I’ll be really honest. This is my first one of these events and I have no idea what I’m supposed to do. I assume I’m supposed spend the first evening waving a microcassette recorder around my hotel room, checking for electronic voice phenomenon.

“Is there anyone here who wishes to speak, someone with perhaps with some insights into men’s casualwear?”

“How many of the spirits with us identify as fashionestas?” “Is an all black ensemble slimming or does it make me seem less approachable?
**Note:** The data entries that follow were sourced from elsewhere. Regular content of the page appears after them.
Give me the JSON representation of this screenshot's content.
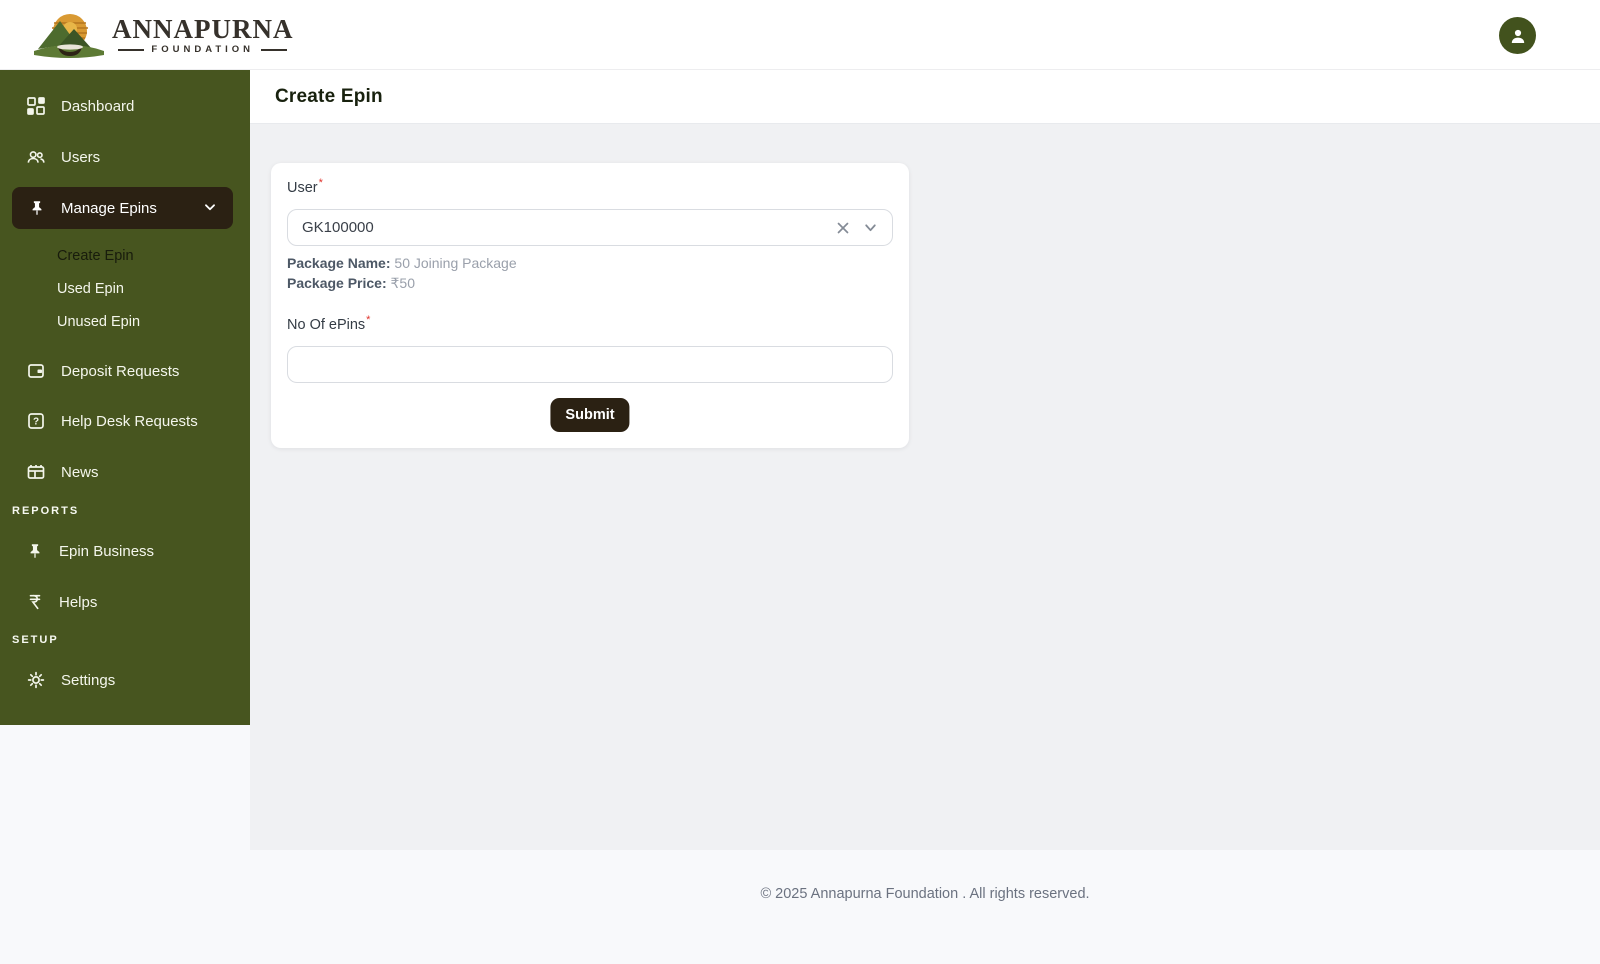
{
  "colors": {
    "sidebar_bg": "#47551f",
    "active_item_bg": "#2b2113",
    "submit_bg": "#2b2113",
    "content_bg": "#f0f1f3",
    "page_bg": "#f8f9fb",
    "required_red": "#e0322c",
    "avatar_bg": "#42521d"
  },
  "header": {
    "brand_name": "ANNAPURNA",
    "brand_tagline": "FOUNDATION",
    "avatar_icon": "person-icon"
  },
  "sidebar": {
    "items": [
      {
        "label": "Dashboard",
        "icon": "dashboard-icon"
      },
      {
        "label": "Users",
        "icon": "users-icon"
      },
      {
        "label": "Manage Epins",
        "icon": "pin-icon",
        "state": "active-expanded",
        "children": [
          "Create Epin",
          "Used Epin",
          "Unused Epin"
        ],
        "active_child": "Create Epin"
      },
      {
        "label": "Deposit Requests",
        "icon": "wallet-icon"
      },
      {
        "label": "Help Desk Requests",
        "icon": "help-icon"
      },
      {
        "label": "News",
        "icon": "news-icon"
      }
    ],
    "sections": [
      {
        "label": "REPORTS",
        "items": [
          {
            "label": "Epin Business",
            "icon": "pin-icon"
          },
          {
            "label": "Helps",
            "icon": "rupee-icon"
          }
        ]
      },
      {
        "label": "SETUP",
        "items": [
          {
            "label": "Settings",
            "icon": "gear-icon"
          }
        ]
      }
    ]
  },
  "page": {
    "title": "Create Epin"
  },
  "form": {
    "user_label": "User",
    "required_mark": "*",
    "user_value": "GK100000",
    "package_name_label": "Package Name:",
    "package_name_value": "50 Joining Package",
    "package_price_label": "Package Price:",
    "package_price_value": "₹50",
    "epins_label": "No Of ePins",
    "epins_value": "",
    "submit_label": "Submit"
  },
  "footer": {
    "copyright": "© 2025 Annapurna Foundation . All rights reserved."
  }
}
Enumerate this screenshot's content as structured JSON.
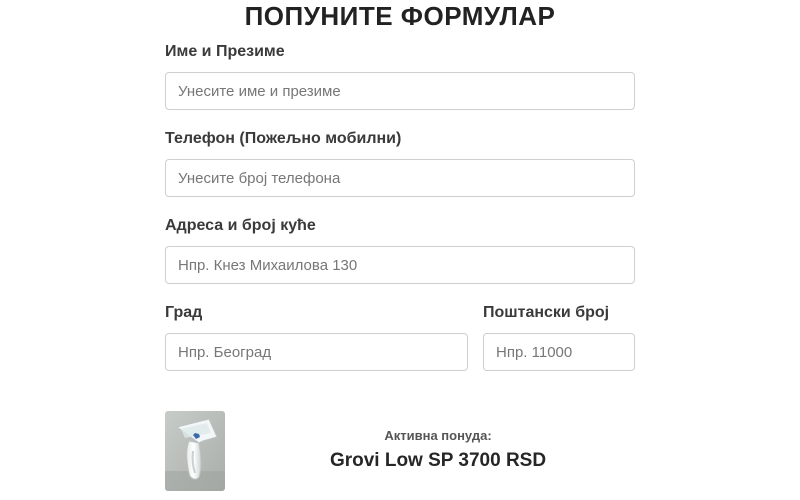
{
  "form": {
    "title": "ПОПУНИТЕ ФОРМУЛАР",
    "name": {
      "label": "Име и Презиме",
      "placeholder": "Унесите име и презиме",
      "value": ""
    },
    "phone": {
      "label": "Телефон (Пожељно мобилни)",
      "placeholder": "Унесите број телефона",
      "value": ""
    },
    "address": {
      "label": "Адреса и број куће",
      "placeholder": "Нпр. Кнез Михаилова 130",
      "value": ""
    },
    "city": {
      "label": "Град",
      "placeholder": "Нпр. Београд",
      "value": ""
    },
    "postal": {
      "label": "Поштански број",
      "placeholder": "Нпр. 11000",
      "value": ""
    }
  },
  "offer": {
    "label": "Активна понуда:",
    "text": "Grovi Low SP 3700 RSD",
    "product_icon": "epilator-product-image"
  },
  "colors": {
    "border": "#cfcfcf",
    "text": "#333333",
    "placeholder": "#777777"
  }
}
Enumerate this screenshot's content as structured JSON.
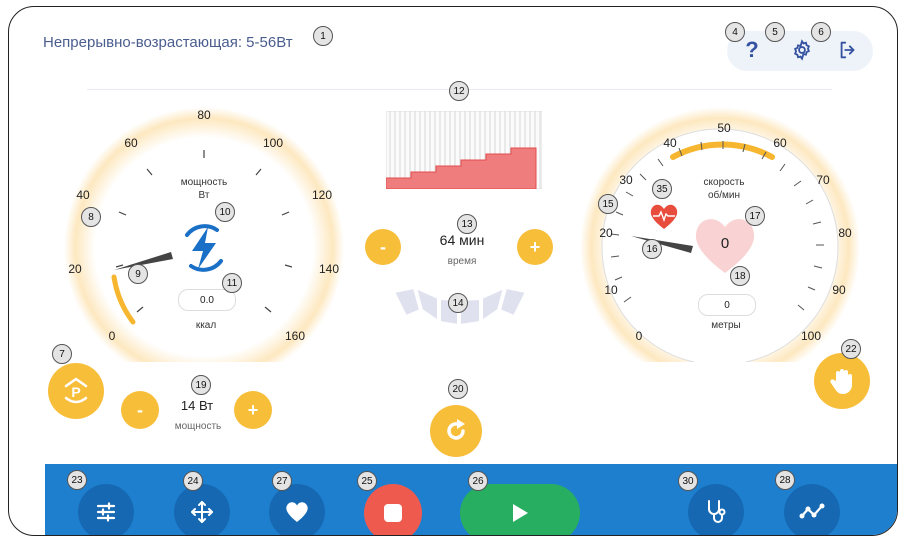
{
  "header": {
    "title": "Непрерывно-возрастающая: 5-56Вт",
    "help_glyph": "?",
    "settings_icon": "gear-icon",
    "exit_icon": "logout-icon"
  },
  "badges": [
    "1",
    "4",
    "5",
    "6",
    "7",
    "8",
    "9",
    "10",
    "11",
    "12",
    "13",
    "14",
    "15",
    "16",
    "17",
    "18",
    "19",
    "20",
    "22",
    "23",
    "24",
    "25",
    "26",
    "27",
    "28",
    "30",
    "35"
  ],
  "power_dial": {
    "label": "мощность",
    "unit": "Вт",
    "ticks": [
      "0",
      "20",
      "40",
      "60",
      "80",
      "100",
      "120",
      "140",
      "160"
    ],
    "calories_value": "0.0",
    "calories_label": "ккал",
    "needle_value": 22
  },
  "time_panel": {
    "value": "64 мин",
    "label": "время",
    "minus": "-",
    "plus": "+"
  },
  "power_control": {
    "value": "14 Вт",
    "label": "мощность",
    "minus": "-",
    "plus": "+"
  },
  "speed_dial": {
    "label": "скорость",
    "unit": "об/мин",
    "ticks": [
      "0",
      "10",
      "20",
      "30",
      "40",
      "50",
      "60",
      "70",
      "80",
      "90",
      "100"
    ],
    "heart_value": "0",
    "meters_value": "0",
    "meters_label": "метры",
    "needle_value": 21
  },
  "program_profile": {
    "steps": [
      1,
      2,
      3,
      4,
      5,
      6
    ]
  },
  "bottom_bar": {
    "buttons": [
      "sliders-icon",
      "move-icon",
      "heart-icon",
      "stop-icon",
      "play-icon",
      "stethoscope-icon",
      "graph-icon"
    ]
  },
  "colors": {
    "accent": "#f7be3a",
    "primary": "#1f7fcf",
    "stop": "#ef5a4e",
    "play": "#27ae60",
    "chart_fill": "#f07d7d"
  }
}
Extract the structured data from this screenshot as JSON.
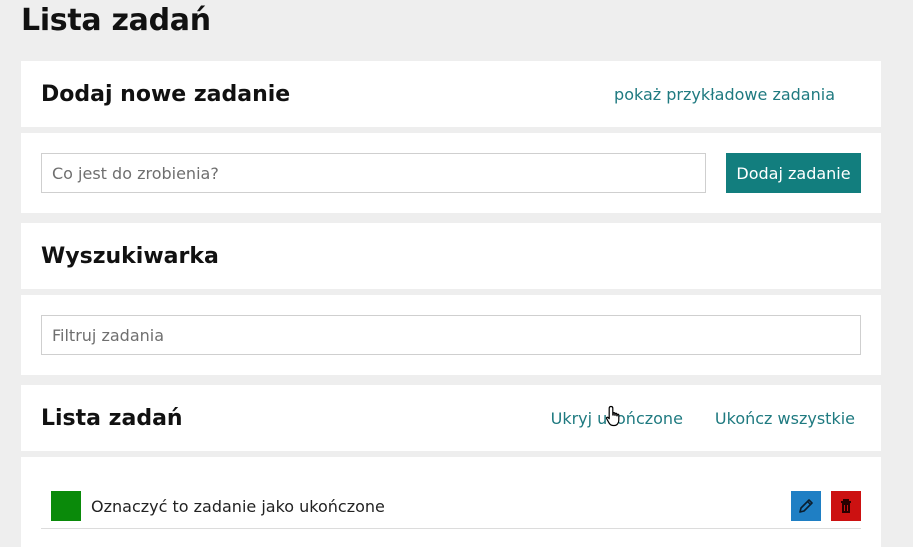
{
  "page_title": "Lista zadań",
  "add_section": {
    "title": "Dodaj nowe zadanie",
    "sample_link": "pokaż przykładowe zadania",
    "input_placeholder": "Co jest do zrobienia?",
    "input_value": "",
    "add_button": "Dodaj zadanie"
  },
  "search_section": {
    "title": "Wyszukiwarka",
    "filter_placeholder": "Filtruj zadania",
    "filter_value": ""
  },
  "list_section": {
    "title": "Lista zadań",
    "hide_done_link": "Ukryj ukończone",
    "complete_all_link": "Ukończ wszystkie",
    "tasks": [
      {
        "text": "Oznaczyć to zadanie jako ukończone",
        "done_color": "#0a8a0a"
      }
    ]
  },
  "colors": {
    "accent": "#127e7e",
    "link": "#1f7a80",
    "edit": "#1f7fc4",
    "delete": "#cc1111",
    "background": "#eeeeee"
  },
  "icons": {
    "edit": "pencil-icon",
    "delete": "trash-icon",
    "cursor": "hand-pointer-icon"
  }
}
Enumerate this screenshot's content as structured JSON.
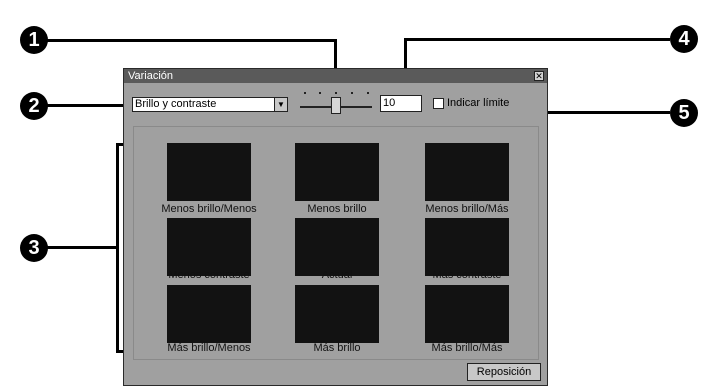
{
  "window": {
    "title": "Variación",
    "close_glyph": "✕"
  },
  "controls": {
    "mode_select": {
      "value": "Brillo y contraste"
    },
    "step_value": "10",
    "limit_checkbox": {
      "label": "Indicar límite",
      "checked": false
    }
  },
  "variations": [
    {
      "label": "Menos brillo/Menos"
    },
    {
      "label": "Menos brillo"
    },
    {
      "label": "Menos brillo/Más"
    },
    {
      "label": "Menos contraste"
    },
    {
      "label": "Actual"
    },
    {
      "label": "Más contraste"
    },
    {
      "label": "Más brillo/Menos"
    },
    {
      "label": "Más brillo"
    },
    {
      "label": "Más brillo/Más"
    }
  ],
  "reset_button": {
    "label": "Reposición"
  },
  "callouts": [
    "1",
    "2",
    "3",
    "4",
    "5"
  ]
}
“Is this Edgar Allan Crow t-shirt ironic enough for this venue or does it look like I’m trying too hard? Be honest. I’ll appreciate it.”

I’ve scanned through the event programming. There are screenwriting workshops, panels on mythology, horror movie screenings. All stuff I’m keen on. I’m probably going to do the same thing I do every time I’m faced with the paradox of choice: wave an enchanted pendulum over a map of the grounds and scry out the best option. If the ritual keeps pointing me to the hotel bar well then that’s where the universe has decided I need to be.

In any event I’d like to meet like-minded lunatics with an affection for the abnormal, a penchant for the paranormal, and a weakness for weirdness.